Consider how we have evolved.
A car purchase used to be a family decision, at one point, Then, with increasing purchasing power, it became an individual decision.
The first port of call used to be a visit to the showroom, thanks to mainstream advertising, on radio, print and TV. The internet joined much later, but the mode of purchase still remains the dealer.
(More on this, from a recent post: )
Renault’s attempt upends the showroom part and turns to Instagram Stories for advertising. And instead of speaking to the dealer, or browsing the brochure or website, it adds Facebook Messenger as the tool of interaction.
While the simple adage of, ‘fish where the fish are’ is applicable for the reason behind Instagram Stories and Facebook Messenger, I couldn’t help marvel and be annoyed (at the same time), the way the communication industry contorts itself to suit different mediums from time to time.
First, they had a script on what the car was good for.
That script was turned into an audio narrative, for radio advertising.
The same script became copy and photographs, for print advertising.
The script became a video narrative, for TV advertising.
The same script became a press release for a PR outreach.
For the internet, the script was broken down into banners, native advertising articles etc. in the digital media.
The same combination of copy, photograph and video was extended to social media platforms, within the limitations of size and duration.
But when it comes to Instagram Stories, things take quite a dramatic turn.
What would have otherwise been a 5-minute video (and video continues to be the most dominant format on the digital media, by the way), is spliced into 43 video snippets of 5-7 seconds each, to fit the Instagram Stories template.
Why?
So that the ‘young people’ are able to interact with the story! And why do young people use this Stories format?
Because Instagram decided (Snapchat did first, but that’s a different story) that the youngsters have the attention span of a goldfish (supposedly 9 seconds, even though concluded that human attention span is down to 8 seconds, worse than a goldfish.) and to feed that ridiculously short attention span, came up with the Stories format that demands active engagement to keep it going.
In a normal video, this would be akin to the video pausing every 7 seconds and you are expected to press play button after each pause. If that sounds ridiculous, I have no clue why Instagram Stories doesn’t sound ridiculous at all.
Seen from the perspective of an individual’s Story on Instagram (or Facebook), it seems reasonably less silly – someone has to say something and they have only a few seconds to say so. And worse, it would vanish in 24 hours, thereby significantly contributing to FOMO too. But brands severely contorting themselves to fit such formats is considerably more dark humor, as in this case of Renault Italy.

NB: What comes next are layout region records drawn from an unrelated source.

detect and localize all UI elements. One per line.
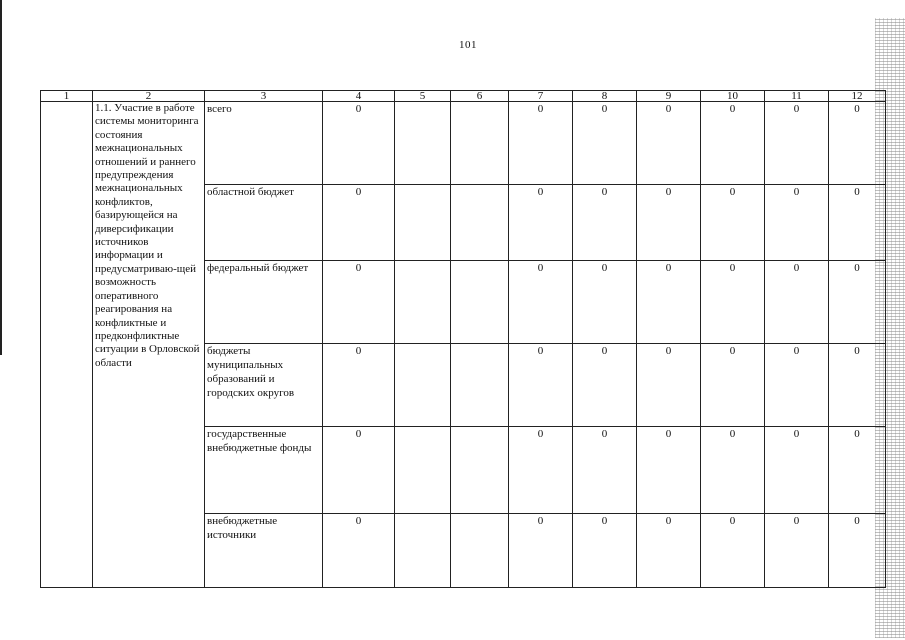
value-cell: 0 (509, 185, 573, 261)
value-cell: 0 (829, 344, 886, 427)
value-cell: 0 (637, 185, 701, 261)
col-header-4: 4 (323, 91, 395, 102)
col-header-3: 3 (205, 91, 323, 102)
funding-source: государственные внебюджетные фонды (205, 427, 323, 514)
col-header-9: 9 (637, 91, 701, 102)
funding-source: внебюджетные источники (205, 514, 323, 588)
value-cell: 0 (637, 427, 701, 514)
col-header-2: 2 (93, 91, 205, 102)
value-cell: 0 (829, 261, 886, 344)
value-cell: 0 (509, 102, 573, 185)
value-cell (395, 344, 451, 427)
value-cell (395, 261, 451, 344)
value-cell: 0 (637, 344, 701, 427)
value-cell (395, 514, 451, 588)
value-cell: 0 (829, 102, 886, 185)
page-number: 101 (459, 39, 477, 51)
value-cell: 0 (765, 514, 829, 588)
value-cell: 0 (323, 344, 395, 427)
value-cell: 0 (637, 102, 701, 185)
value-cell: 0 (701, 102, 765, 185)
budget-table (40, 90, 886, 588)
value-cell: 0 (573, 514, 637, 588)
value-cell: 0 (701, 514, 765, 588)
value-cell: 0 (323, 514, 395, 588)
value-cell: 0 (765, 261, 829, 344)
value-cell: 0 (765, 102, 829, 185)
value-cell (395, 427, 451, 514)
measure-description: 1.1. Участие в работе системы мониторинга состояния межнациональных отношений и раннего предупреждения межнациональных конфликтов, базирующейся на диверсификации источников информации и предусматриваю-щей возможность оперативного реагирования на конфликтные и предконфликтные ситуации в Орловской области (93, 102, 205, 588)
col-header-1: 1 (41, 91, 93, 102)
value-cell: 0 (573, 261, 637, 344)
funding-source: бюджеты муниципальных образований и городских округов (205, 344, 323, 427)
col-header-6: 6 (451, 91, 509, 102)
value-cell: 0 (637, 261, 701, 344)
value-cell (395, 102, 451, 185)
value-cell: 0 (765, 185, 829, 261)
value-cell: 0 (829, 427, 886, 514)
value-cell (395, 185, 451, 261)
value-cell: 0 (573, 427, 637, 514)
value-cell (451, 514, 509, 588)
value-cell: 0 (323, 102, 395, 185)
value-cell: 0 (637, 514, 701, 588)
value-cell: 0 (701, 261, 765, 344)
value-cell (451, 185, 509, 261)
col-header-7: 7 (509, 91, 573, 102)
funding-source: всего (205, 102, 323, 185)
col-header-10: 10 (701, 91, 765, 102)
value-cell: 0 (509, 427, 573, 514)
value-cell (451, 427, 509, 514)
value-cell: 0 (509, 514, 573, 588)
table-row (41, 102, 886, 185)
col-header-5: 5 (395, 91, 451, 102)
value-cell: 0 (829, 514, 886, 588)
value-cell: 0 (701, 185, 765, 261)
value-cell (451, 102, 509, 185)
value-cell: 0 (829, 185, 886, 261)
col-header-11: 11 (765, 91, 829, 102)
measure-number-cell (41, 102, 93, 588)
value-cell: 0 (323, 185, 395, 261)
value-cell: 0 (573, 102, 637, 185)
value-cell: 0 (701, 344, 765, 427)
scan-left-margin-line (0, 0, 2, 355)
value-cell: 0 (509, 261, 573, 344)
value-cell: 0 (323, 427, 395, 514)
funding-source: федеральный бюджет (205, 261, 323, 344)
value-cell: 0 (323, 261, 395, 344)
value-cell: 0 (573, 344, 637, 427)
value-cell: 0 (701, 427, 765, 514)
col-header-8: 8 (573, 91, 637, 102)
value-cell: 0 (765, 427, 829, 514)
value-cell (451, 344, 509, 427)
value-cell: 0 (509, 344, 573, 427)
value-cell: 0 (765, 344, 829, 427)
value-cell: 0 (573, 185, 637, 261)
value-cell (451, 261, 509, 344)
col-header-12: 12 (829, 91, 886, 102)
column-number-row (41, 91, 886, 102)
funding-source: областной бюджет (205, 185, 323, 261)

If social media and technology join hands to consciously build things that feed on the already pathetic attention span of humans (young humans?), I wonder where we will head next!
I strongly hope we reverse the trend and build formats and platforms that accentuate the attention span of the human species, because the current direction seems severely detrimental.
Let’s not even start talking about TikTok, while we are at it.
PS: Another dimension of this phenomenon – vertical pitch decks that are created specifically for iPhone!


Consider why ‘decks’ were created in the first place. They perhaps started with those slide projectors (where the material to be presented was in the form of slides). When overhead projectors became common enough, we had Microsoft Powerpoint democratizing the use of slides and decks. It was meant as a one-to-many communication, typically.
Vertical pitch decks, formatted for iPhone screen size, goes back to one-to-one communication: an entrepreneur, sending that deck to a potential investor and talking to her/him one-to-one and pitching! This is actually very smart!